City officials report on-time performance and ridership are down.
Sun Metro Director Jay Banasiak said the detours, orange cones and street closures aren't the only thing keeping people from catching a bus.
"When gas prices went down, the devalue of the peso, easy car loans, you see a lot more new cars out there. That hurt our ridership there, because it was just easier to do that. It was cheaper to do that," Banasiak said.
The El Paso city manager cautions City Council representatives that the cost of Sun Metro's expansion is outpacing revenue. The trend dates back about a year and a half.
Banasiak said right now ridership is down about 8 percent.
But the agency is banking on Brio to bring it back on track.
Banasiak painted the picture for City Council members at Tuesday's meeting. But he did have some good news. He said collisions are down and more people are riding Brio.
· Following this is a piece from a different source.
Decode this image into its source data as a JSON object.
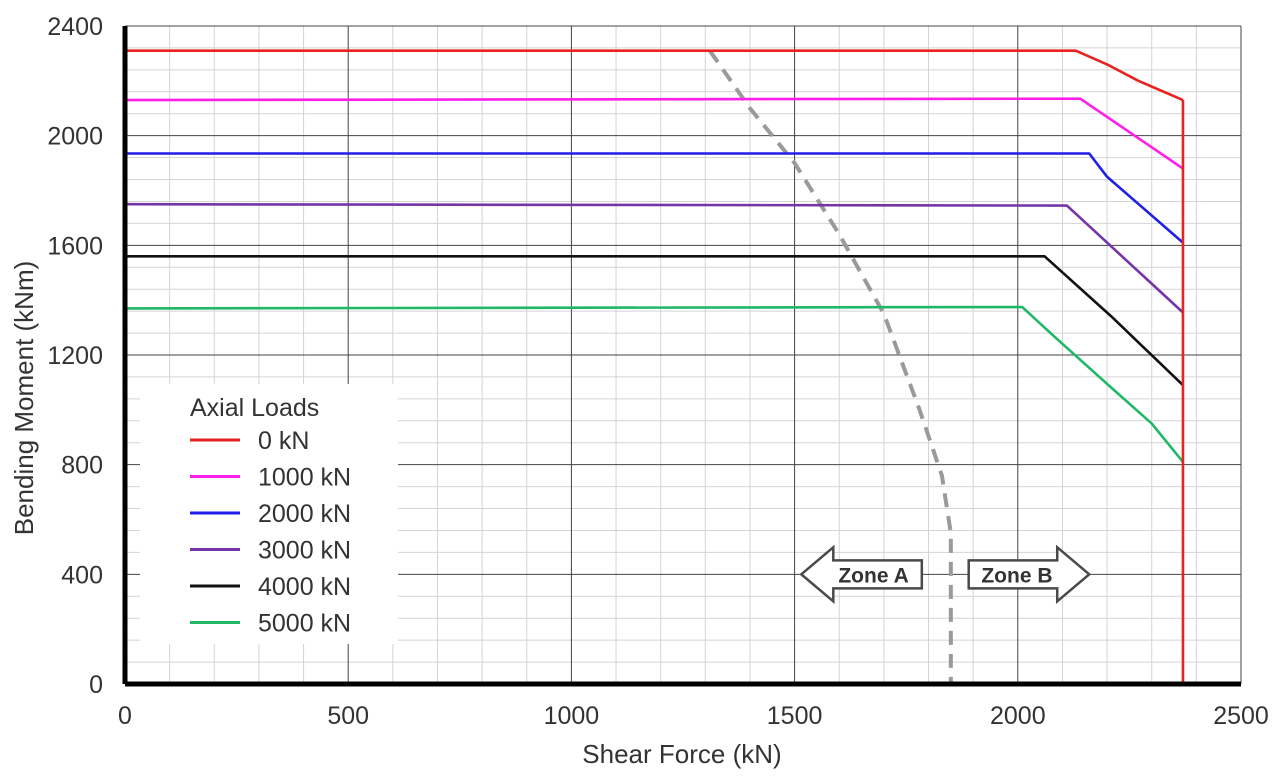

City Reps. Claudia Ordaz and Peter Svarzbein suggested extending Brio's hours, but City Manager Tommy Gonzalez jumped in with words of caution.
"We keep adding routes, we keep adding stations and the expenses are overtaking our revenues. So there is not enough revenues coming in to pay for all the expansion that is taking place in the last five or six years," Gonzalez said.
Sun Metro officials believe the faster Brios will become the main mode of transportation for bus service. The agency plans to have three routes, Mesa, Dyer and Alameda, running by 2018.
Rep. Ordaz said keeping the Brios running later may help cut down on drunk driving.
"I think when we get all those routes going, we hope that ridership will be increasing and if that happens then we will restructure the rest of the fixed routes out there. I think maybe we can look at that, but we are talking years," Banasiak said.
"But he also needs to structure the debt in such a way that the debt keeps getting paid as well," Gonzalez added.
Sun Metro officials plan to rework routes in order to save money. The agency's next budget season starts this summer.